Dans la veille comme dans la riposte, l’action se doit d’être collective. L’augmentation du volume de données de santé élargit la surface d’attaque. Les agences comme l’ANSSI (Agence Nationale de sécurité des Systèmes d’Information), créée en 2009, sont un relais de taille pour les structures de santé. « Dans notre système de surveillance des données, indique Jalal Soujad, DSI du GHT de l’Artois, on a bien compris depuis des années que l’on ne peut plus travailler seul. On est obligé de développer un écosystème et d’aller s’appuyer sur des institutions qui ont beaucoup plus d’expérience que nous, notamment l’ANSSI. On essaie de s’appuyer sur ces institutions qui ont les moyens technologiques poussés. On est adhérent à nombre de listes chez eux qui nous préviennent quotidiennement avec des systèmes d’alerte quand il y a des attaques dans les centres hospitaliers. On a aussi les livres blancs avec le choix des fournisseurs et aussi des technologies qu’il nous propose. Par exemple pour choisir une technologie comme un pare-feu, est-ce qu’il est certifié ou non ? Comment l’ANSSI évalue-t-elle cette certification ? Ce sont des critères que l’on respecte de plus en plus pour pouvoir choisir les bonnes solutions et avoir les bonnes pratiques ».

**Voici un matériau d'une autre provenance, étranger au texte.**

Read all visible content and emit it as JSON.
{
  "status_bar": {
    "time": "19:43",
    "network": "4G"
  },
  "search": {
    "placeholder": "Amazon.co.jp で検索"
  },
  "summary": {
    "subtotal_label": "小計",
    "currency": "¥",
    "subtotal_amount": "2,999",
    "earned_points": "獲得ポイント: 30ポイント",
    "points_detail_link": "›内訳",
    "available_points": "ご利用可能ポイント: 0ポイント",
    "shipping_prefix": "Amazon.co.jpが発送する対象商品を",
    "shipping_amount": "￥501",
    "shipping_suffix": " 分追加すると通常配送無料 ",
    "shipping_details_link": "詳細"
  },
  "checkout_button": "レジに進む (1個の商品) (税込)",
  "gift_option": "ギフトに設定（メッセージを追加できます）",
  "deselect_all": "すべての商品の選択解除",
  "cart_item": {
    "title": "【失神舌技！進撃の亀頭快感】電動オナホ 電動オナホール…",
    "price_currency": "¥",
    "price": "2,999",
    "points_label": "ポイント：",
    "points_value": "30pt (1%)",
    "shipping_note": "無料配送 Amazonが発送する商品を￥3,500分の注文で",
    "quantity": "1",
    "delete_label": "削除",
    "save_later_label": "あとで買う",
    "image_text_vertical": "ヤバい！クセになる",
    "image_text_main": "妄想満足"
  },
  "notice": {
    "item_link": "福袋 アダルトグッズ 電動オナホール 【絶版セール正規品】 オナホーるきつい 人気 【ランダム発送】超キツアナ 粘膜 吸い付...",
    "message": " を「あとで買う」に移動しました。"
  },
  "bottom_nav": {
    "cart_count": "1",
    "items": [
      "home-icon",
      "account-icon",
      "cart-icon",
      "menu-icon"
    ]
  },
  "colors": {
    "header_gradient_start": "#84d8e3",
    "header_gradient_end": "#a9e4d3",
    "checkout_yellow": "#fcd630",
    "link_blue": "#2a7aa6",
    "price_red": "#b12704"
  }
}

L’Etat fixe donc les normes des référentiels socles, de l’interopérabilité, de l’identification des professionnels de santé… Conjointement avec Laura Létourneau, Dominique Pon, est le copilote de la feuille de route du numérique en santé. Selon lui, l’action de l’Etat est déterminante. « Depuis le début du numérique en santé, je pense qu’il était indispensable que l’Etat porte une politique volontariste. Il doit mettre les mains dans le cambouis du référentiel du service socle, c’est-à-dire de toutes les fondations du Numérique en Santé et laisser l’écosystème entreprendre des innovations. Je crois à ce modèle que l’on appelle l’Etat-Plateforme. L’Etat est la plateforme et le reste de l’écosystème développe des innovations, proposent des services, mais s’appuient sur le référentiel émis par l’Etat. L’image que je donne toujours est celle d’une ville dans la ville. L’Etat délivre des permis de construire, des nouveaux codes d’urbanismes etc. C’est l’écosystème qui construit, mais il doit respecter les structures publiques communes ».
La lutte contre les cyberattaques devra donc s’appuyer sur des outils techniques. Mais elle passera aussi par une réflexion nouvelle autour de ces problématiques. Plus de gouvernance, d’actions conjointes et de référentiels communs pour une protection globale des données de santé.